SYDNEY (Reuters) - A pigeon due to be put down in Australia after apparently flying across the Pacific was spared the death sentence on Friday, after a leg tag identifying it as belonging to a U.S. bird organisation was declared a fake.
The tag suggested it had lost its way during a race in Alabama and flown more than 13,000 kilometres (8,000 miles) to Melbourne - thereby falling foul of strict quarantine regulations forbidding the importation of live animals or birds.
But as a Twitter campaign for the bird - christened Joe by its supporters - to be returned safely to America gathered pace, the American Racing Pigeon Union declared the ID band a fake.

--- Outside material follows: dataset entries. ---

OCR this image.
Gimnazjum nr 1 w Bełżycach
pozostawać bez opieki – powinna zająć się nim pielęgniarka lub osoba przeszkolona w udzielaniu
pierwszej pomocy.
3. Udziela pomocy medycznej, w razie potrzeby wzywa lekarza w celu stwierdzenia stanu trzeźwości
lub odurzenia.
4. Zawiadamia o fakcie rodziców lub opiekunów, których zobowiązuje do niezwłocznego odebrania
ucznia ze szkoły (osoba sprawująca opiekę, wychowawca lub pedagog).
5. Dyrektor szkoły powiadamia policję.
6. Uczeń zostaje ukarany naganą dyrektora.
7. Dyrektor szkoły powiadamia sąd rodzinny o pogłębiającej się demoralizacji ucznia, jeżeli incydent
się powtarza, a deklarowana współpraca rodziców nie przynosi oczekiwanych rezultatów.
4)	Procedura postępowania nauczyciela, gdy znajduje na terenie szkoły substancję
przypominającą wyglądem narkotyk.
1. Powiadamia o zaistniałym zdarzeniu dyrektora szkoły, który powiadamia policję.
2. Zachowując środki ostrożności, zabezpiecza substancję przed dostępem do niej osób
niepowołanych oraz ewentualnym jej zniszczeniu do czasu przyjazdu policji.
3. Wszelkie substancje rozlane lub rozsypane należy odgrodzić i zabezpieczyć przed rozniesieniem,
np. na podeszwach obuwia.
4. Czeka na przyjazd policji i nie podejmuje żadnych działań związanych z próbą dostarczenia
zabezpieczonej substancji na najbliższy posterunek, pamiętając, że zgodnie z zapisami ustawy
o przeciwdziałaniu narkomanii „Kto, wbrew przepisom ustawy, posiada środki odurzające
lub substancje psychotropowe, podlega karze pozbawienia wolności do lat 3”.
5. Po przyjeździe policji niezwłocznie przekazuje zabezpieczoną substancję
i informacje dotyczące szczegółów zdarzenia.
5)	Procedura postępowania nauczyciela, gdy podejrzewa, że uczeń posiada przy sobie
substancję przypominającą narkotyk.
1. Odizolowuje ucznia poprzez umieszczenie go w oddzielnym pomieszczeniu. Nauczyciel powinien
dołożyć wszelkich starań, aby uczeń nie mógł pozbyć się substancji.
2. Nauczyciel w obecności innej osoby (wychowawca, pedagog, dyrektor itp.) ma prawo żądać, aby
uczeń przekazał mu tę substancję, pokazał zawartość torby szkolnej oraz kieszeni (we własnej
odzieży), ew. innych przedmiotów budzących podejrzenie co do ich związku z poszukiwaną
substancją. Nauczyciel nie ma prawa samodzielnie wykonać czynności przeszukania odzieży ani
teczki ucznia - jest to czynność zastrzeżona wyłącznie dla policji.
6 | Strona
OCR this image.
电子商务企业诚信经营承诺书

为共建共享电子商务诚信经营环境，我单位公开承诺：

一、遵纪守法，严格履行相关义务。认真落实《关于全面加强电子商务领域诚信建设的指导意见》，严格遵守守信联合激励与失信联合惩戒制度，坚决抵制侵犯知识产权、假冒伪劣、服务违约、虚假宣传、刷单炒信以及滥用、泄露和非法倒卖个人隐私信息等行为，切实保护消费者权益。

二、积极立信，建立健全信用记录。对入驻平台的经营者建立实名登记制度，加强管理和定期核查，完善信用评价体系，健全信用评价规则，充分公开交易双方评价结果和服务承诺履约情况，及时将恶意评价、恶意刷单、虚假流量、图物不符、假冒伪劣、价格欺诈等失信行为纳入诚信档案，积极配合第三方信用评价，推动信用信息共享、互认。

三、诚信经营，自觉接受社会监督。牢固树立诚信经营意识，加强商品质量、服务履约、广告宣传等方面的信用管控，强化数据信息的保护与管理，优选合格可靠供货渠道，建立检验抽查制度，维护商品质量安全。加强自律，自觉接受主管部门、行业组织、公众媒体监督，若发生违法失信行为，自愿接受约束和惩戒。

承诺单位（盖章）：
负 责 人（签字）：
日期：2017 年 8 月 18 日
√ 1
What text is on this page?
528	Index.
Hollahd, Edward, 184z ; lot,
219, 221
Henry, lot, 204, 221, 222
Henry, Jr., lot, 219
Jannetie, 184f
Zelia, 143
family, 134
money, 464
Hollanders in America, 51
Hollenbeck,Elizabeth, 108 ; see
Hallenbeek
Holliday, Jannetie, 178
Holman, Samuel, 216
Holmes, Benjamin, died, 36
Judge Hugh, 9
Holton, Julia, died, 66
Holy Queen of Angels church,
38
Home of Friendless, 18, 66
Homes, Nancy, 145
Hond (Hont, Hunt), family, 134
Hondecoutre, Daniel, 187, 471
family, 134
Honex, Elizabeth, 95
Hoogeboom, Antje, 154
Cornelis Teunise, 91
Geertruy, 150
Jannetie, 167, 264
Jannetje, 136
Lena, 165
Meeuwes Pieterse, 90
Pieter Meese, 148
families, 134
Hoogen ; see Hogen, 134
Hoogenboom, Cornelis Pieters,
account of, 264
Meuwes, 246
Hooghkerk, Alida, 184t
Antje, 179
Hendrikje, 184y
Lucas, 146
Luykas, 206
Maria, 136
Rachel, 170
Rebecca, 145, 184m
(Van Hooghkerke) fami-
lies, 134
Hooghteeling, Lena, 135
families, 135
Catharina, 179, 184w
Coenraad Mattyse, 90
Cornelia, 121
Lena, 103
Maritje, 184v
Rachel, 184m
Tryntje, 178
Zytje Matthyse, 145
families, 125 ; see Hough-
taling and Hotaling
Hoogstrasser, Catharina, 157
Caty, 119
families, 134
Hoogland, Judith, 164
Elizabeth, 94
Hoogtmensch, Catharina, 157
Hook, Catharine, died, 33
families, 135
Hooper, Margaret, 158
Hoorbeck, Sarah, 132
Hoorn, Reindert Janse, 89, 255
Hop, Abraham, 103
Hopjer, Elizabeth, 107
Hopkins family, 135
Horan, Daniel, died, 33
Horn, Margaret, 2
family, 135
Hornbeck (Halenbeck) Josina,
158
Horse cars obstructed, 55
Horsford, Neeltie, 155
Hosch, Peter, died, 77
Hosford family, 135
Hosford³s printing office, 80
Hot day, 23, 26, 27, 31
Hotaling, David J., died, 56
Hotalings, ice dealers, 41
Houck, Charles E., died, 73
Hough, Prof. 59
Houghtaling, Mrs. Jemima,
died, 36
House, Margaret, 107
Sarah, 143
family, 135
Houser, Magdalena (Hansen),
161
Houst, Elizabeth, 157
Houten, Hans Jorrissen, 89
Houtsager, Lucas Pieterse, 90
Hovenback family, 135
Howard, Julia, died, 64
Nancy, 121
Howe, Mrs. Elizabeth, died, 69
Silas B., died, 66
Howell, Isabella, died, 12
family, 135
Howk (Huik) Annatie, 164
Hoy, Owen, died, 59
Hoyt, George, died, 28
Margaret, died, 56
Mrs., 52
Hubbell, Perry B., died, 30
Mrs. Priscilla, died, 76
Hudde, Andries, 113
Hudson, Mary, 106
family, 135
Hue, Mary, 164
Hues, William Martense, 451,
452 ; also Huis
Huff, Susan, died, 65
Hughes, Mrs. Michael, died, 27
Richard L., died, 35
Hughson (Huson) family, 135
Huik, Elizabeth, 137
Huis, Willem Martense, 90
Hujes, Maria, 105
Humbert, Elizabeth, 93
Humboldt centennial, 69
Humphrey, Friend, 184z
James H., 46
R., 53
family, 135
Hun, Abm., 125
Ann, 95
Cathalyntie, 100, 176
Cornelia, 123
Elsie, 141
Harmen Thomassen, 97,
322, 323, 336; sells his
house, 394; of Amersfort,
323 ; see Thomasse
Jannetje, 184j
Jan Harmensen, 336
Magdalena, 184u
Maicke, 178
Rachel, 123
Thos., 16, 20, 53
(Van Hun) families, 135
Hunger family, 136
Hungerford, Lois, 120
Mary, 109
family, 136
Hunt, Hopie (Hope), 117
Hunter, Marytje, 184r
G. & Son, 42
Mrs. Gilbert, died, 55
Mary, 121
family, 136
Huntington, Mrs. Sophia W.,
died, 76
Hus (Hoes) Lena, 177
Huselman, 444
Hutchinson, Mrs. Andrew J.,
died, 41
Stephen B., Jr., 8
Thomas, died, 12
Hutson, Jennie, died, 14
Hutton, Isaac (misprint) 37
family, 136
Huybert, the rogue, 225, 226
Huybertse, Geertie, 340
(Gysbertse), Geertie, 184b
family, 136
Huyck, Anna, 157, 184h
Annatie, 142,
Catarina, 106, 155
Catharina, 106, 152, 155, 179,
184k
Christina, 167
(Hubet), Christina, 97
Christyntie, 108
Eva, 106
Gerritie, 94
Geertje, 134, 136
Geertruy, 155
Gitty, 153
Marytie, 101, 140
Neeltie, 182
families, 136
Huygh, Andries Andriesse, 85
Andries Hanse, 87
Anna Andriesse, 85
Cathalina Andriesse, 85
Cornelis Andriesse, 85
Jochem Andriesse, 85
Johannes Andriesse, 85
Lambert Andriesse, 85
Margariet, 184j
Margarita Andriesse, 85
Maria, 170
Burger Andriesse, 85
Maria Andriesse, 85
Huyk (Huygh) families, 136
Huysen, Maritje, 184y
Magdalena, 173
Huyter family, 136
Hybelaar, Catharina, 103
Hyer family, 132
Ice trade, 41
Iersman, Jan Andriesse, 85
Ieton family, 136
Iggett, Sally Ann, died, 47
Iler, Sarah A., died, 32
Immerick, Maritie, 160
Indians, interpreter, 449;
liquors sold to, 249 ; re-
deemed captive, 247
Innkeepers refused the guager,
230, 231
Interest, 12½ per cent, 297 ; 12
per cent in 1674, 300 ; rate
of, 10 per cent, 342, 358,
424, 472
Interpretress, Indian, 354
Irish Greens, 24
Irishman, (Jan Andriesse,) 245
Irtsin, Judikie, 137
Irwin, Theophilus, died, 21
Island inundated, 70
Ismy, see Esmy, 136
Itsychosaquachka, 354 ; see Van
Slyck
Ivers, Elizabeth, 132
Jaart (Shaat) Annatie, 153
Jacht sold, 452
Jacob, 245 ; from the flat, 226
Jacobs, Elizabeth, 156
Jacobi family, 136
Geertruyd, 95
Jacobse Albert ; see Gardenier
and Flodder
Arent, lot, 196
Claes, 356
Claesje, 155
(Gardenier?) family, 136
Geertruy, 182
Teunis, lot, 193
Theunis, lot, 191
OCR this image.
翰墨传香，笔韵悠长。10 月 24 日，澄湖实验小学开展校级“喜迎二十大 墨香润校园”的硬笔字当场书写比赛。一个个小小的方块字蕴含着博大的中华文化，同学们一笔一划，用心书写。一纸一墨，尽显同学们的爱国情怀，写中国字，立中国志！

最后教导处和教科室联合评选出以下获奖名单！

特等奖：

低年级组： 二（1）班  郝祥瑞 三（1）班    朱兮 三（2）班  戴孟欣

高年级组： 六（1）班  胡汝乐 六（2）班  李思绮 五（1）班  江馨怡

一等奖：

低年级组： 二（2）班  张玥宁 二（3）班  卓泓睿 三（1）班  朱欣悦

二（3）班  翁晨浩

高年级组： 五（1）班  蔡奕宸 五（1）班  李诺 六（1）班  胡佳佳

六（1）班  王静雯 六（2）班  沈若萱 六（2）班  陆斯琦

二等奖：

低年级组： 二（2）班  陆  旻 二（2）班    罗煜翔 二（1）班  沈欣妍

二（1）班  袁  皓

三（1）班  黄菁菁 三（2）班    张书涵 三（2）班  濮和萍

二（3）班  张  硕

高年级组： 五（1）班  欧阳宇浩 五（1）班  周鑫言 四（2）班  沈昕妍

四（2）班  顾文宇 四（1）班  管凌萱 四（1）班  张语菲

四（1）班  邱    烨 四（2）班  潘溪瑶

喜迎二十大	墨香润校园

“The pigeon found in Australia sports a counterfeit band and need not be destroyed per biosecurity measures, because his actual home is in Australia,” it said in a Facebook post.
Melbourne resident Kevin Celli-Bird had found the pigeon - and its tag - in his garden on Boxing Day, according to Australian media.
“If Joe has come in a way that has not met our strict biosecurity measures then bad luck Joe. Either fly home or face the consequences,” Deputy Prime Minister Michael McCormack told reporters on Friday.
But, late in the day, a reprieve came from the Department of Agriculture.
“Following an investigation, the department has concluded that Joe the Pigeon is highly likely to be Australian.... No further action will be taken ... in relation to this matter.”
Hollywood actor Johnny Depp and his then wife Amber Heard were charged with illegally bringing their Yorkshire terriers Pistol and Boo into Australia in 2015, but the animals were spared after their owners agreed to be bound by a good behaviour bond.